I have a friend (you all have already heard of him -- http://www.bmumford.com/ ) who got his start by making a speed up kit for the TRS-80. I'd called it a trashy 80, and he corrected me. A year
later he used a much worse appellation -- he'd called up for some support and their answer was "We no longer support the 80."

I'm not sure you'll do better with any other large company. Now a co. like Vernier is another matter!

bc

P.s. I got a new monitor with the same warranty as Leigh except all the UCSC repair shop had was a larger one, lucky me!

Leigh Palmer wrote:

Ludwik, you've seen my monitor. Is yours the same model?
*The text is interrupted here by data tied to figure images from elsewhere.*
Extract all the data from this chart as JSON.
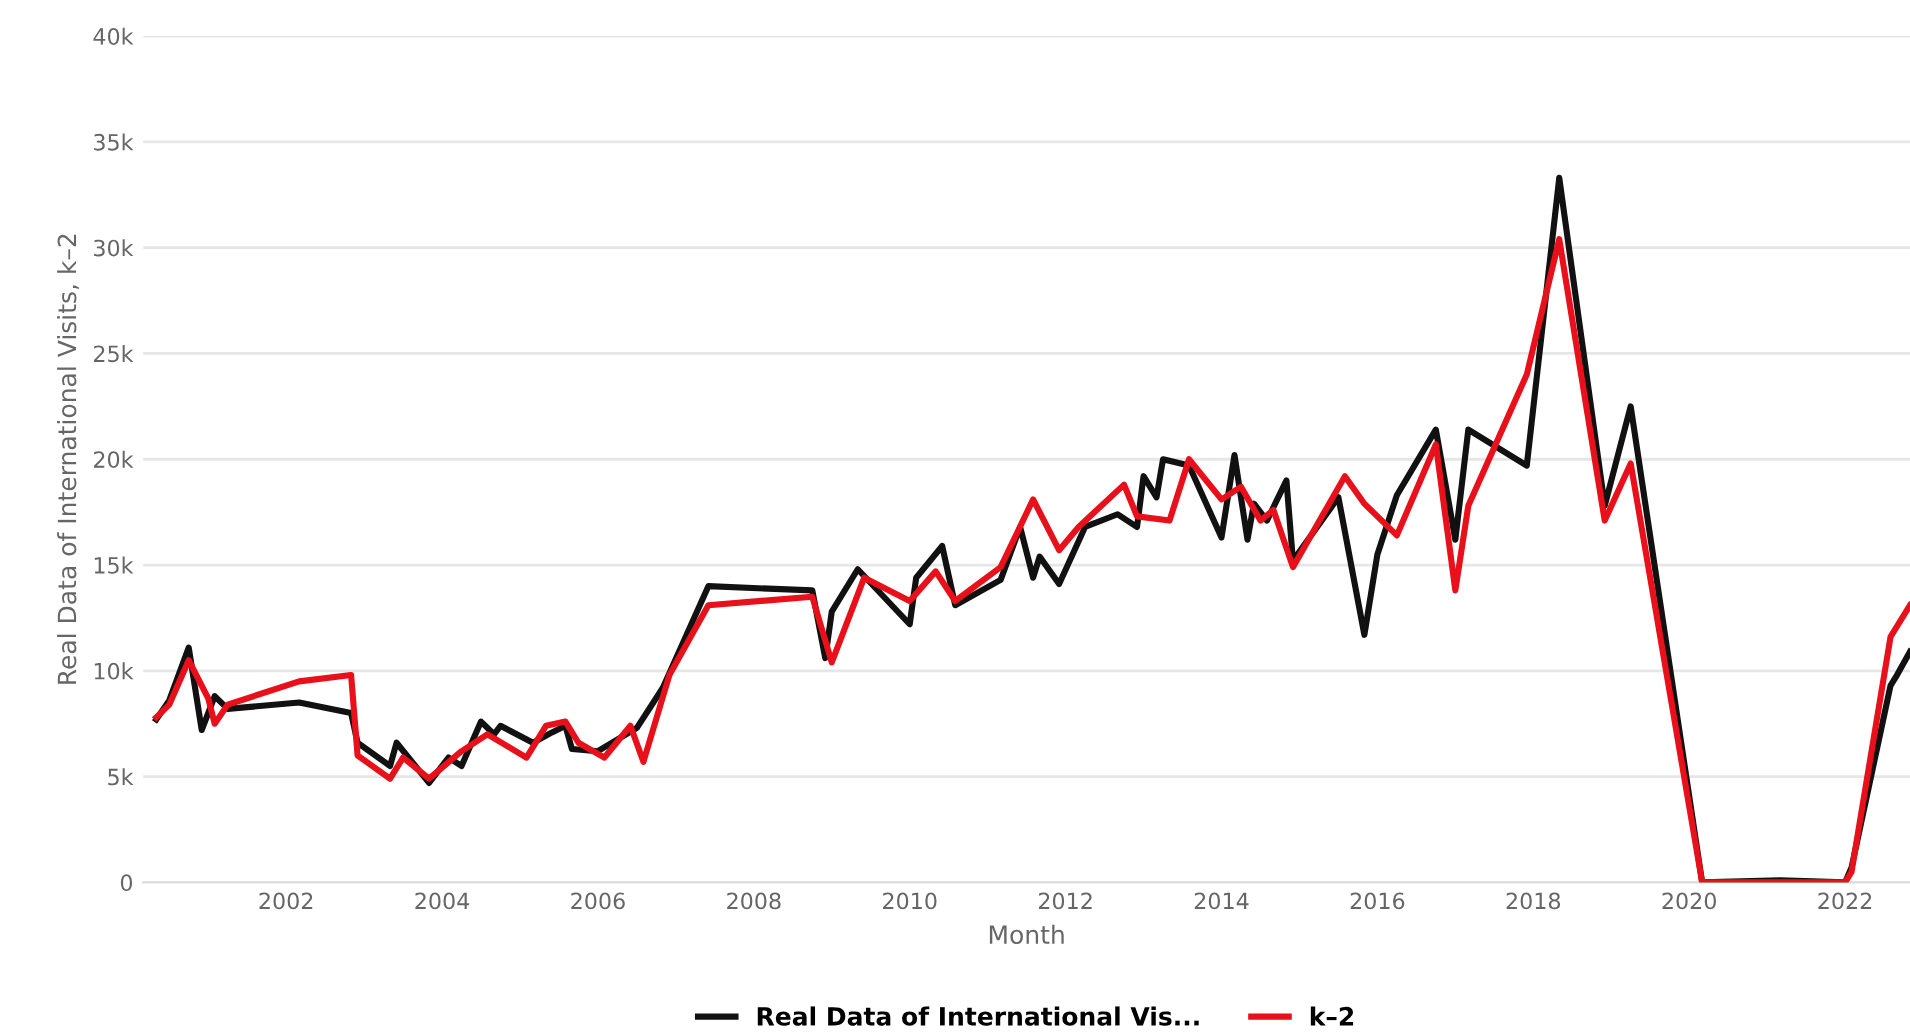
{
  "chart_data": {
    "type": "line",
    "xlabel": "Month",
    "ylabel": "Real Data of International Visits, k–2",
    "xlim": [
      "2000-03",
      "2022-11"
    ],
    "xticks": [
      {
        "value": "2002-01",
        "label": "2002"
      },
      {
        "value": "2004-01",
        "label": "2004"
      },
      {
        "value": "2006-01",
        "label": "2006"
      },
      {
        "value": "2008-01",
        "label": "2008"
      },
      {
        "value": "2010-01",
        "label": "2010"
      },
      {
        "value": "2012-01",
        "label": "2012"
      },
      {
        "value": "2014-01",
        "label": "2014"
      },
      {
        "value": "2016-01",
        "label": "2016"
      },
      {
        "value": "2018-01",
        "label": "2018"
      },
      {
        "value": "2020-01",
        "label": "2020"
      },
      {
        "value": "2022-01",
        "label": "2022"
      }
    ],
    "ylim": [
      0,
      40000
    ],
    "yticks": [
      0,
      {
        "value": 5000,
        "label": "5k"
      },
      {
        "value": 10000,
        "label": "10k"
      },
      {
        "value": 15000,
        "label": "15k"
      },
      {
        "value": 20000,
        "label": "20k"
      },
      {
        "value": 25000,
        "label": "25k"
      },
      {
        "value": 30000,
        "label": "30k"
      },
      {
        "value": 35000,
        "label": "35k"
      },
      {
        "value": 40000,
        "label": "40k"
      }
    ],
    "grid": "y",
    "legend": "bottom",
    "marker": "none",
    "line_style": "solid",
    "series": [
      {
        "name": "Real Data of International Vis...",
        "color": "#111111",
        "x": [
          "2000-05",
          "2000-07",
          "2000-10",
          "2000-12",
          "2001-02",
          "2001-04",
          "2002-03",
          "2002-11",
          "2002-12",
          "2003-05",
          "2003-06",
          "2003-11",
          "2004-02",
          "2004-04",
          "2004-07",
          "2004-09",
          "2004-10",
          "2005-03",
          "2005-06",
          "2005-08",
          "2005-09",
          "2006-01",
          "2006-07",
          "2006-11",
          "2007-06",
          "2008-10",
          "2008-12",
          "2009-01",
          "2009-05",
          "2010-01",
          "2010-02",
          "2010-06",
          "2010-08",
          "2011-03",
          "2011-06",
          "2011-08",
          "2011-09",
          "2011-12",
          "2012-04",
          "2012-09",
          "2012-12",
          "2013-01",
          "2013-03",
          "2013-04",
          "2013-08",
          "2014-01",
          "2014-03",
          "2014-05",
          "2014-06",
          "2014-08",
          "2014-11",
          "2014-12",
          "2015-07",
          "2015-11",
          "2016-01",
          "2016-04",
          "2016-10",
          "2017-01",
          "2017-03",
          "2017-12",
          "2018-05",
          "2018-12",
          "2019-04",
          "2020-03",
          "2021-03",
          "2022-01",
          "2022-02",
          "2022-08",
          "2022-09",
          "2022-11"
        ],
        "values": [
          7700,
          8600,
          11100,
          7200,
          8800,
          8200,
          8500,
          8000,
          6600,
          5500,
          6600,
          4700,
          5900,
          5500,
          7600,
          7000,
          7400,
          6600,
          7100,
          7400,
          6300,
          6200,
          7300,
          9200,
          14000,
          13800,
          10600,
          12800,
          14800,
          12200,
          14400,
          15900,
          13100,
          14300,
          16800,
          14400,
          15400,
          14100,
          16800,
          17400,
          16800,
          19200,
          18200,
          20000,
          19700,
          16300,
          20200,
          16200,
          17900,
          17100,
          19000,
          15200,
          18200,
          11700,
          15500,
          18300,
          21400,
          16200,
          21400,
          19700,
          33300,
          17800,
          22500,
          0,
          100,
          0,
          700,
          9300,
          9800,
          10900
        ]
      },
      {
        "name": "k–2",
        "color": "#e8101a",
        "x": [
          "2000-05",
          "2000-07",
          "2000-10",
          "2001-01",
          "2001-02",
          "2001-04",
          "2002-03",
          "2002-11",
          "2002-12",
          "2003-05",
          "2003-07",
          "2003-11",
          "2004-04",
          "2004-08",
          "2005-02",
          "2005-05",
          "2005-08",
          "2005-10",
          "2006-02",
          "2006-06",
          "2006-08",
          "2006-12",
          "2007-06",
          "2008-10",
          "2009-01",
          "2009-06",
          "2010-01",
          "2010-05",
          "2010-08",
          "2011-03",
          "2011-08",
          "2011-12",
          "2012-03",
          "2012-10",
          "2012-12",
          "2013-05",
          "2013-08",
          "2014-01",
          "2014-04",
          "2014-07",
          "2014-09",
          "2014-12",
          "2015-08",
          "2015-11",
          "2016-04",
          "2016-10",
          "2017-01",
          "2017-03",
          "2017-12",
          "2018-05",
          "2018-12",
          "2019-04",
          "2020-03",
          "2022-01",
          "2022-02",
          "2022-08",
          "2022-11"
        ],
        "values": [
          7800,
          8400,
          10500,
          8700,
          7500,
          8400,
          9500,
          9800,
          6000,
          4900,
          5900,
          4900,
          6200,
          7000,
          5900,
          7400,
          7600,
          6600,
          5900,
          7400,
          5700,
          9800,
          13100,
          13500,
          10400,
          14400,
          13300,
          14700,
          13300,
          14900,
          18100,
          15700,
          16800,
          18800,
          17300,
          17100,
          20000,
          18100,
          18700,
          17100,
          17600,
          14900,
          19200,
          17900,
          16400,
          20700,
          13800,
          17800,
          24000,
          30400,
          17100,
          19800,
          0,
          0,
          500,
          11600,
          13100
        ]
      }
    ]
  }
}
I had a 17" Applevision monitor that I bought in 1995. It gave
up slowly, and I could hear loud arcs inside it. Since it was
by that time 1998 I assumed that no warrantee was in force, so
I opened it up and moved the high voltage wire to a position
where it no longer arced over (I cleaned the dust out, too).
It was quite a job getting the case open (you have to know one
trick). Since I anticipated further difficulties I took a Dremel
tool and ground off the onetime dogs that they used to close up
the box in Singapore after they set the adjustments. This left
me with a large lid that I could lift off at will. This worked
fine with no trouble for almost a year, but on Christmas eve the
monitor blacked out again, this time for good. I couldn't figure
out what was wrong, so I took it in to our microcomputer store
technician (not the same one who gave me the battery) and asked
him to take a look at it. It turned out that that model had had
a *secret warrantee extension* put on it by Apple. Any Applevision
17" monitor brought in to an authorized Apple dealer with trouble
was to be replaced free of charge by a rebuilt unit. The secret
warrantee expired on December 31, 1998. I was, to understate it
greatly, extremely lucky. Hd the monitor expired a week later I
would have been told that 3-1/2 years was not really a terribly
short lifetime for a monitor, and I wouldn't have been told about
the secret warrantee extension at all! My rebuilt monitor shows
no worrisome symptoms after a year and a half. Nothing was ever
said about my case modification.

Apple will leave its customers hanging. There are some Macs that
are declared obsolete and Apple will have nothing to do with
supplying parts. I have a PowerBook 170 that, unsurprisingly,
needs a new NiCd battery. In my view this is not a "part"; it is
a consumable which must be replaced with a fresh specimen. Apple
says I'd be better off spending my money on a new PowerBook.

I like Macs much more than I like Apple.